Tsipras warns IMF and Germany over credit terms
February 11, 2017Greek Prime Minister Alexis Tsipras warned the International Monetary Fund (IMF) and Germany to "stop playing with fire" in the handling of his country's debt, saying Athens would not accept "illogical" demands from its lenders.
Tsipras warned them to "be more careful towards a country that has been pillaged and people who have made, and are continuing to make, so many sacrifices in the name of Europe."
During talks on Friday, Greece and its foreign lenders reportedly made progress toward bridging the divide over the country's fiscal path in the coming years with its international lenders, but considerable differences remain.
The two sides are trying to hammer out new loan disbursements that would prevent the country from defaulting on its debt.
"(The review) will be completed, and it will be completed positively, without concessions in matters of principle," Tsipras told a meeting of his Syriza party.
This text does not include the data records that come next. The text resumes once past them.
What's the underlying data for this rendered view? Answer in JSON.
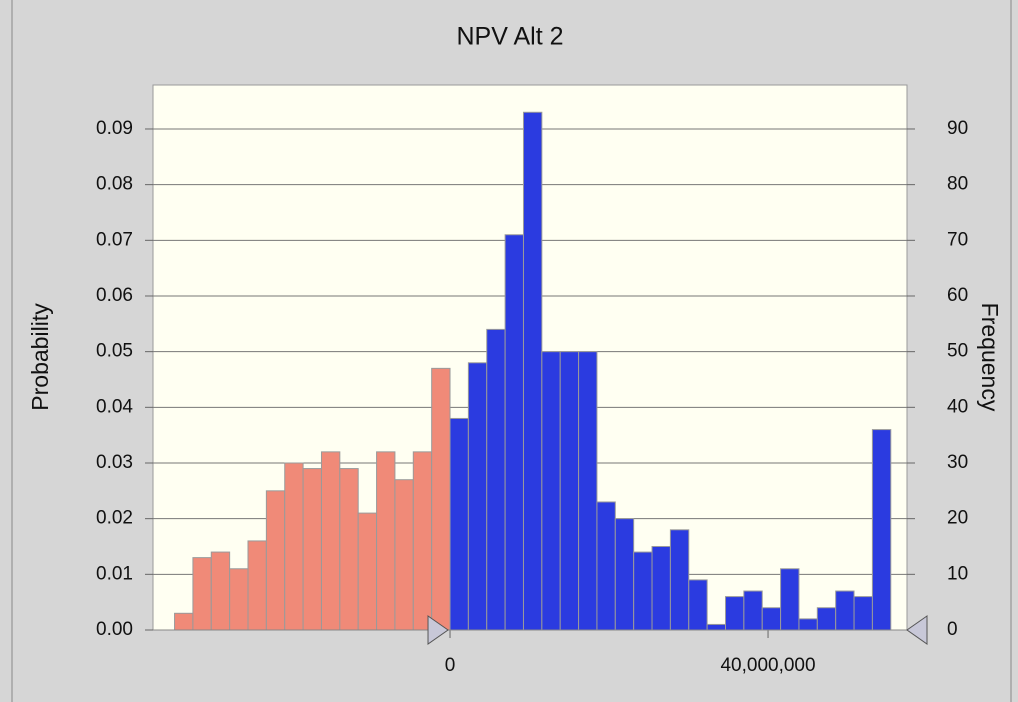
{
  "chart_data": {
    "type": "histogram",
    "title": "NPV Alt 2",
    "y_label": "Probability",
    "y2_label": "Frequency",
    "bins": [
      -34650000,
      -32340000,
      -30030000,
      -27720000,
      -25410000,
      -23100000,
      -20790000,
      -18480000,
      -16170000,
      -13860000,
      -11550000,
      -9240000,
      -6930000,
      -4620000,
      -2310000,
      0,
      2310000,
      4620000,
      6930000,
      9240000,
      11550000,
      13860000,
      16170000,
      18480000,
      20790000,
      23100000,
      25410000,
      27720000,
      30030000,
      32340000,
      34650000,
      36960000,
      39270000,
      41580000,
      43890000,
      46200000,
      48510000,
      50820000,
      53130000,
      55440000
    ],
    "series": [
      {
        "axis": "y2",
        "color": "#2b3be0",
        "color_outside": "#f08a78",
        "values": [
          3,
          13,
          14,
          11,
          16,
          25,
          30,
          29,
          32,
          29,
          21,
          32,
          27,
          32,
          47,
          38,
          48,
          54,
          71,
          93,
          50,
          50,
          50,
          23,
          20,
          14,
          15,
          18,
          9,
          1,
          6,
          7,
          4,
          11,
          2,
          4,
          7,
          6,
          36
        ]
      }
    ],
    "certainty_range": [
      0,
      57480000
    ],
    "xlim": [
      -37360000,
      57480000
    ],
    "xticks": [
      0,
      {
        "value": 40000000,
        "label": "40,000,000"
      }
    ],
    "ylim": [
      0,
      0.0979
    ],
    "yticks": [
      {
        "value": 0,
        "label": "0.00"
      },
      0.01,
      0.02,
      0.03,
      0.04,
      0.05,
      0.06,
      0.07,
      0.08,
      0.09
    ],
    "y2lim": [
      0,
      97.9
    ],
    "y2ticks": [
      0,
      10,
      20,
      30,
      40,
      50,
      60,
      70,
      80,
      90
    ],
    "grid": true
  }
}
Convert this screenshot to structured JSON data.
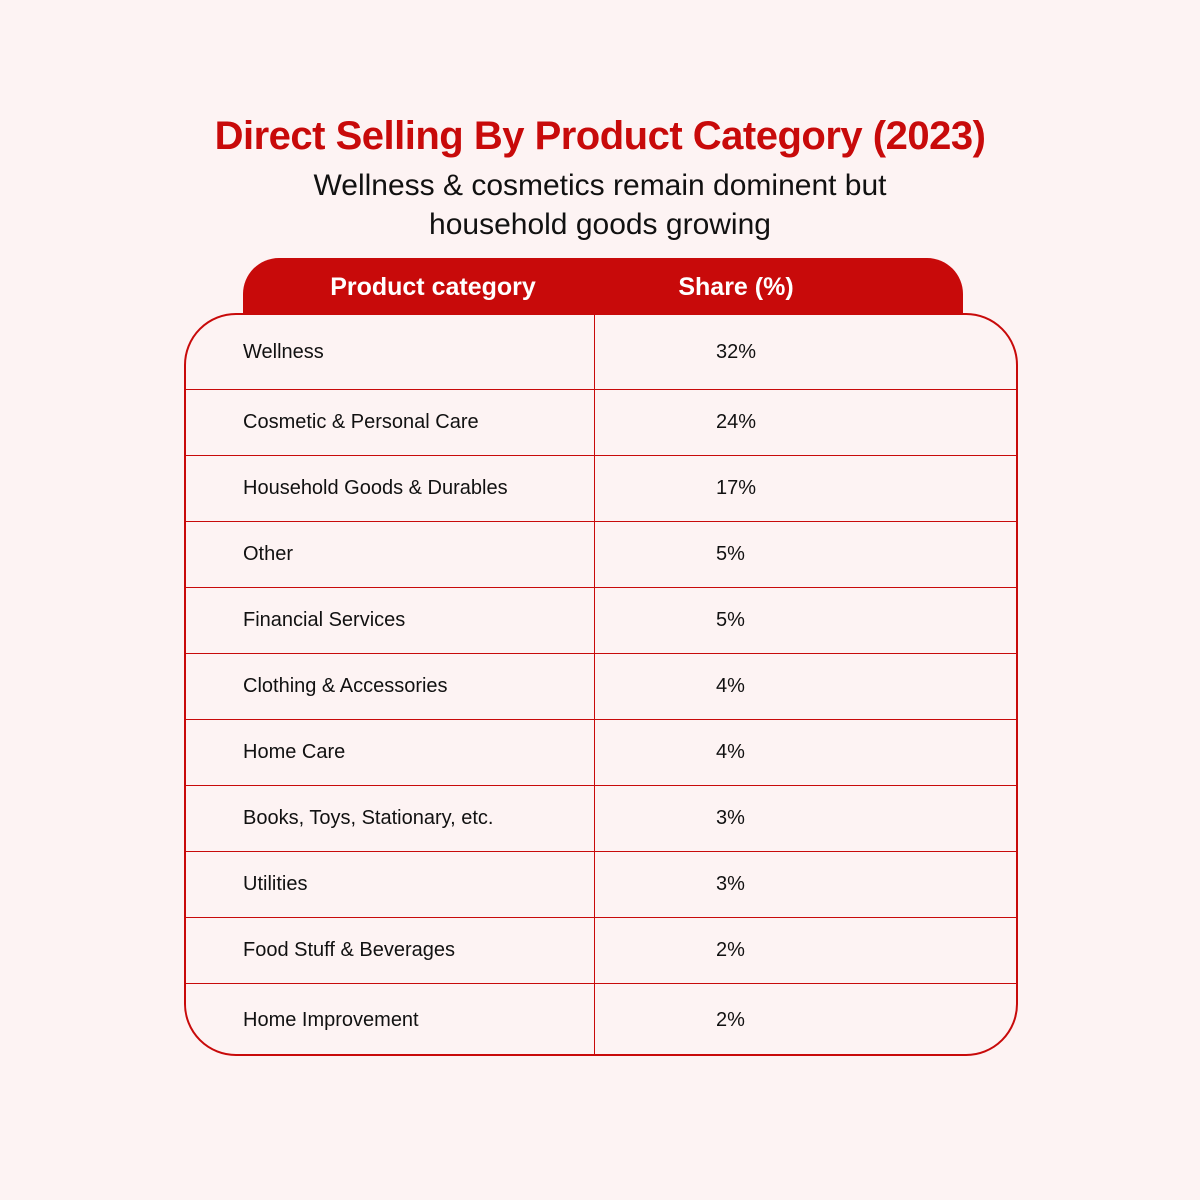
{
  "chart_data": {
    "type": "table",
    "title": "Direct Selling By Product Category (2023)",
    "subtitle": "Wellness & cosmetics remain dominent but household goods growing",
    "columns": [
      "Product category",
      "Share (%)"
    ],
    "rows": [
      {
        "category": "Wellness",
        "share": "32%"
      },
      {
        "category": "Cosmetic & Personal Care",
        "share": "24%"
      },
      {
        "category": "Household Goods & Durables",
        "share": "17%"
      },
      {
        "category": "Other",
        "share": "5%"
      },
      {
        "category": "Financial Services",
        "share": "5%"
      },
      {
        "category": "Clothing & Accessories",
        "share": "4%"
      },
      {
        "category": "Home Care",
        "share": "4%"
      },
      {
        "category": "Books, Toys, Stationary, etc.",
        "share": "3%"
      },
      {
        "category": "Utilities",
        "share": "3%"
      },
      {
        "category": "Food Stuff & Beverages",
        "share": "2%"
      },
      {
        "category": "Home Improvement",
        "share": "2%"
      }
    ]
  },
  "colors": {
    "accent": "#c80a0a",
    "background": "#fdf3f3",
    "text": "#111111",
    "header_text": "#ffffff"
  }
}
The new agreement would release a new tranche from its 86 billion euro ($91.5 billion) bailout fund. That, in turn, would enable Greece to meet a major debt repayment of 7.2 billion euros that is due this summer.
EU and IMF lenders want Greece to make 1.8 billion euros - or 1 percent of gross domestic product - worth of new cuts by 2018 and another 1.8 billion euros after that on measures focused on broadening the tax base and on pension reductions.
Additional pension cuts
New cuts - especially to pensions, which have already been reduced 11 times since the start of the crisis in 2010 - are difficult to sell to a public worn down by years of austerity.
Tsipras urged a change of course from the lenders. "We expect as soon as possible that the IMF revise its forecast ... so that discussions can continue at the technical level," he said.
Referring to Wolfgang Schäuble, Tsipras also called for German Chancellor Angela Merkel to "encourage her finance minister to end his permanent aggressiveness" toward Greece.
Months of feuding with the IMF has raised fears of a new debt crisis, rattled markets and revived concerns about Greece's place in the eurozone.
Eurogroup chief Jeroen Dijsselbloem said progress had been made in talks with Greek Finance Minister Euclid Tsakalotos and other EU and IMF officials.
But he provided few details.
Breaking the deadlock in the coming weeks is considered paramount, with elections in the Netherlands on March 15 and in France in the spring threatening to make a resolution even more difficult.
But Dijsselbloem warned that the next meeting of eurozone ministers on February 20, which is seen as an unofficial deadline ahead of the votes, would still be too early for a breakthrough.